Monday, March 24, 2014

Tika & Native American Research

The Spokane River is the boundary between Spokane and Stevens counties. Also, the north shore of the river borders the Spokane Indian Reservation. Boating there once, far up (east) on the river, we spotted an Indian cemetery high on a sandy bluff. I was explaining to Tika (who never misses a boat trip) about our local Native American peoples.

While I've learned that in my pedigree I have no Native American ancestry, I'm sympathetic to those who are so lucky. To that end, I picked up a flyer at the Family History down in Salt Lake City that details Finding Your Indian Ancestor. So I was explaining these tips to Tika:

1.  Find out where your ancestor lived.
2.  Find what tribes were located in the area where your ancestor lives, and learn who kept the records.
3.  Search all record types for your ancestor's time period and location.
4.  Identify and locate specific records by using the Family History Library Catalog.
5.  Search the records for your ancestor.

While I don't know if you can request a copy of this little flyer, I do know that if you click to and then "search" and then "Wiki" you will get 3996 hits for "Indian" and 1755 hits for "Native American."  

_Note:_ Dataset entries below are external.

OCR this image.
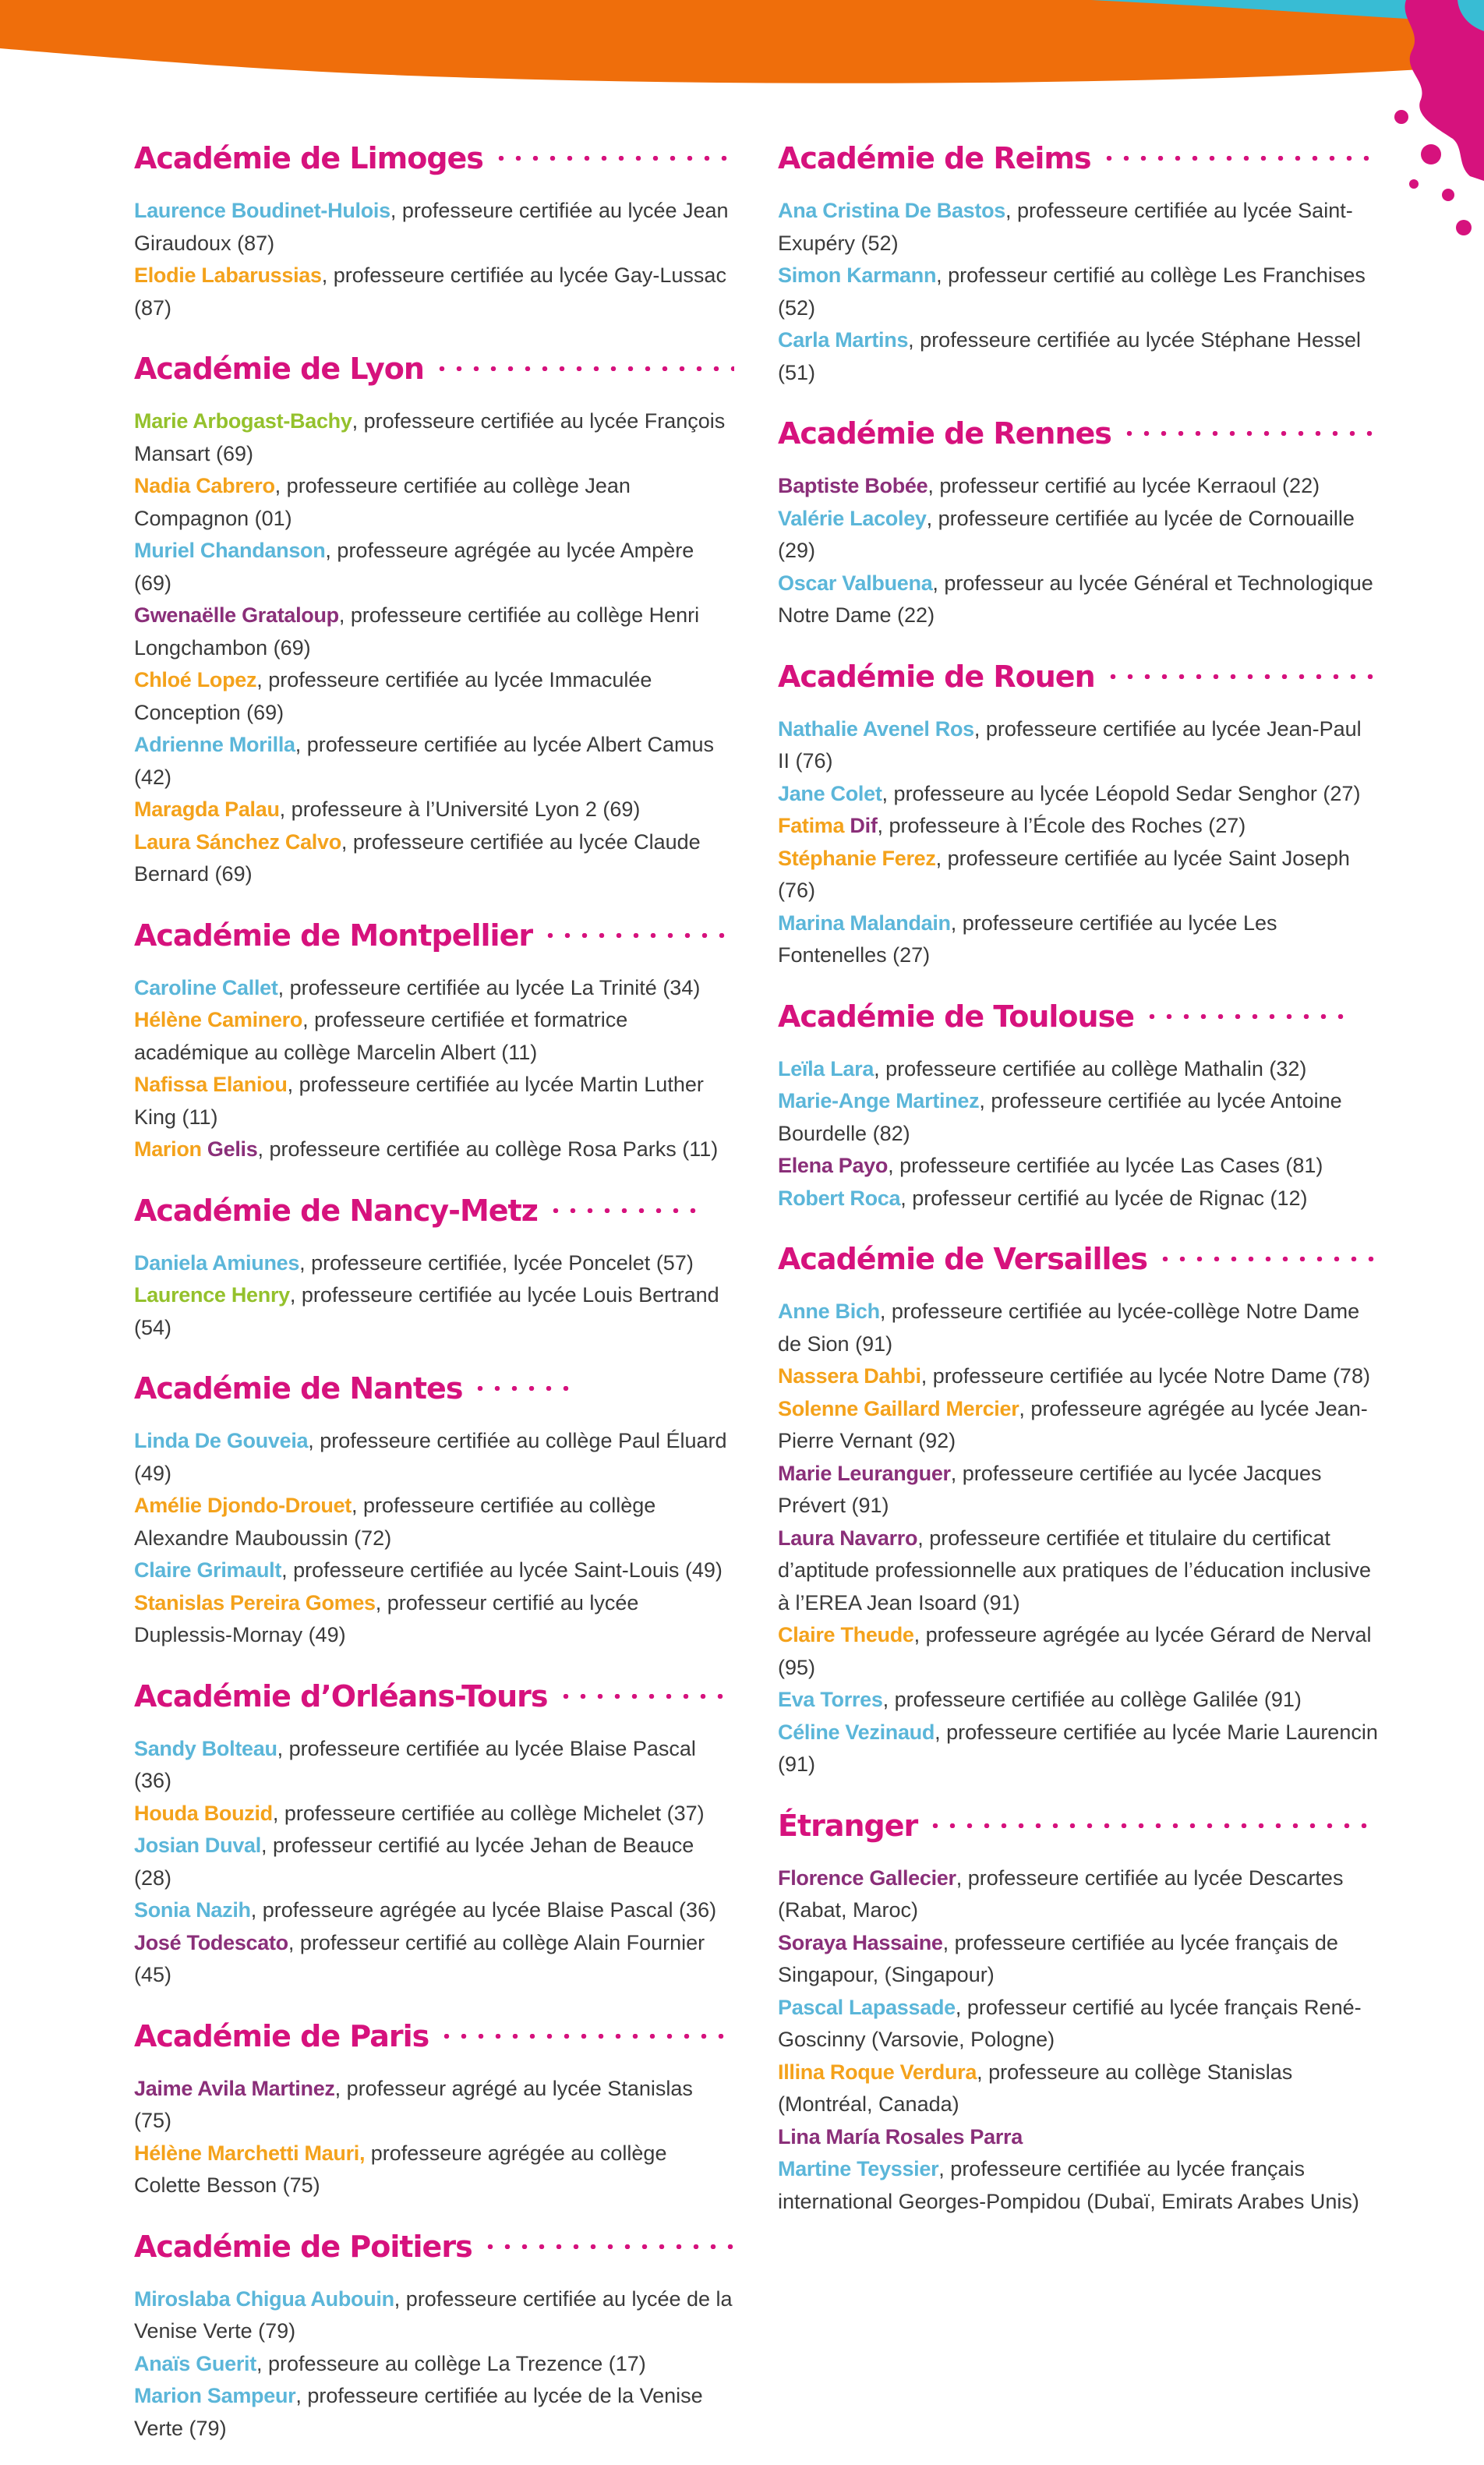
Académie de Limoges

Laurence Boudinet-Hulois, professeure certifiée au lycée Jean Giraudoux (87)

Elodie Labarussias, professeure certifiée au lycée Gay-Lussac (87)

Académie de Lyon

Marie Arbogast-Bachy, professeure certifiée au lycée François Mansart (69)

Nadia Cabrero, professeure certifiée au collège Jean Compagnon (01)

Muriel Chandanson, professeure agrégée au lycée Ampère (69)

Gwenaëlle Grataloup, professeure certifiée au collège Henri Longchambon (69)

Chloé Lopez, professeure certifiée au lycée Immaculée Conception (69)

Adrienne Morilla, professeure certifiée au lycée Albert Camus (42)

Maragda Palau, professeure à l’Université Lyon 2 (69)

Laura Sánchez Calvo, professeure certifiée au lycée Claude Bernard (69)

Académie de Montpellier

Caroline Callet, professeure certifiée au lycée La Trinité (34)

Hélène Caminero, professeure certifiée et formatrice académique au collège Marcelin Albert (11)

Nafissa Elaniou, professeure certifiée au lycée Martin Luther King (11)

Marion Gelis, professeure certifiée au collège Rosa Parks (11)

Académie de Nancy-Metz

Daniela Amiunes, professeure certifiée, lycée Poncelet (57)

Laurence Henry, professeure certifiée au lycée Louis Bertrand (54)

Académie de Nantes

Linda De Gouveia, professeure certifiée au collège Paul Éluard (49)

Amélie Djondo-Drouet, professeure certifiée au collège Alexandre Mauboussin (72)

Claire Grimault, professeure certifiée au lycée Saint-Louis (49)

Stanislas Pereira Gomes, professeur certifié au lycée Duplessis-Mornay (49)

Académie d’Orléans-Tours

Sandy Bolteau, professeure certifiée au lycée Blaise Pascal (36)

Houda Bouzid, professeure certifiée au collège Michelet (37)

Josian Duval, professeur certifié au lycée Jehan de Beauce (28)

Sonia Nazih, professeure agrégée au lycée Blaise Pascal (36)

José Todescato, professeur certifié au collège Alain Fournier (45)

Académie de Paris

Jaime Avila Martinez, professeur agrégé au lycée Stanislas (75)

Hélène Marchetti Mauri, professeure agrégée au collège Colette Besson (75)

Académie de Poitiers

Miroslaba Chigua Aubouin, professeure certifiée au lycée de la Venise Verte (79)

Anaïs Guerit, professeure au collège La Trezence (17)

Marion Sampeur, professeure certifiée au lycée de la Venise Verte (79)

Académie de Reims

Ana Cristina De Bastos, professeure certifiée au lycée Saint-Exupéry (52)

Simon Karmann, professeur certifié au collège Les Franchises (52)

Carla Martins, professeure certifiée au lycée Stéphane Hessel (51)

Académie de Rennes

Baptiste Bobée, professeur certifié au lycée Kerraoul (22)

Valérie Lacoley, professeure certifiée au lycée de Cornouaille (29)

Oscar Valbuena, professeur au lycée Général et Technologique Notre Dame (22)

Académie de Rouen

Nathalie Avenel Ros, professeure certifiée au lycée Jean-Paul II (76)

Jane Colet, professeure au lycée Léopold Sedar Senghor (27)

Fatima Dif, professeure à l’École des Roches (27)

Stéphanie Ferez, professeure certifiée au lycée Saint Joseph (76)

Marina Malandain, professeure certifiée au lycée Les Fontenelles (27)

Académie de Toulouse

Leïla Lara, professeure certifiée au collège Mathalin (32)

Marie-Ange Martinez, professeure certifiée au lycée Antoine Bourdelle (82)

Elena Payo, professeure certifiée au lycée Las Cases (81)

Robert Roca, professeur certifié au lycée de Rignac (12)

Académie de Versailles

Anne Bich, professeure certifiée au lycée-collège Notre Dame de Sion (91)

Nassera Dahbi, professeure certifiée au lycée Notre Dame (78)

Solenne Gaillard Mercier, professeure agrégée au lycée Jean-Pierre Vernant (92)

Marie Leuranguer, professeure certifiée au lycée Jacques Prévert (91)

Laura Navarro, professeure certifiée et titulaire du certificat d’aptitude professionnelle aux pratiques de l’éducation inclusive à l’EREA Jean Isoard (91)

Claire Theude, professeure agrégée au lycée Gérard de Nerval (95)

Eva Torres, professeure certifiée au collège Galilée (91)

Céline Vezinaud, professeure certifiée au lycée Marie Laurencin (91)

Étranger

Florence Gallecier, professeure certifiée au lycée Descartes (Rabat, Maroc)

Soraya Hassaine, professeure certifiée au lycée français de Singapour, (Singapour)

Pascal Lapassade, professeur certifié au lycée français René-Goscinny (Varsovie, Pologne)

Illina Roque Verdura, professeure au collège Stanislas (Montréal, Canada)

Lina María Rosales Parra

Martine Teyssier, professeure certifiée au lycée français international Georges-Pompidou (Dubaï, Emirats Arabes Unis)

And I learned this tidbit:

Did You Know?

  • The term Indians of North America is the traditional term used by English-speaking non-Native Americans. Despite the widespread use of the term, both within the Native American community and the North American population, many people prefer to use the term Native Americans, acknowledging the fact that these peoples were the original inhabitants of the continent. The term is associated with the 1960's Native American campaigns for civil rights - campaigns which helped to change the policy of the federal government to one of self determination for the tribal communities.
Tika says, "Don't ever give up on finding your Indian ancestors.... just keep looking and learning about new records and resources."  I agree!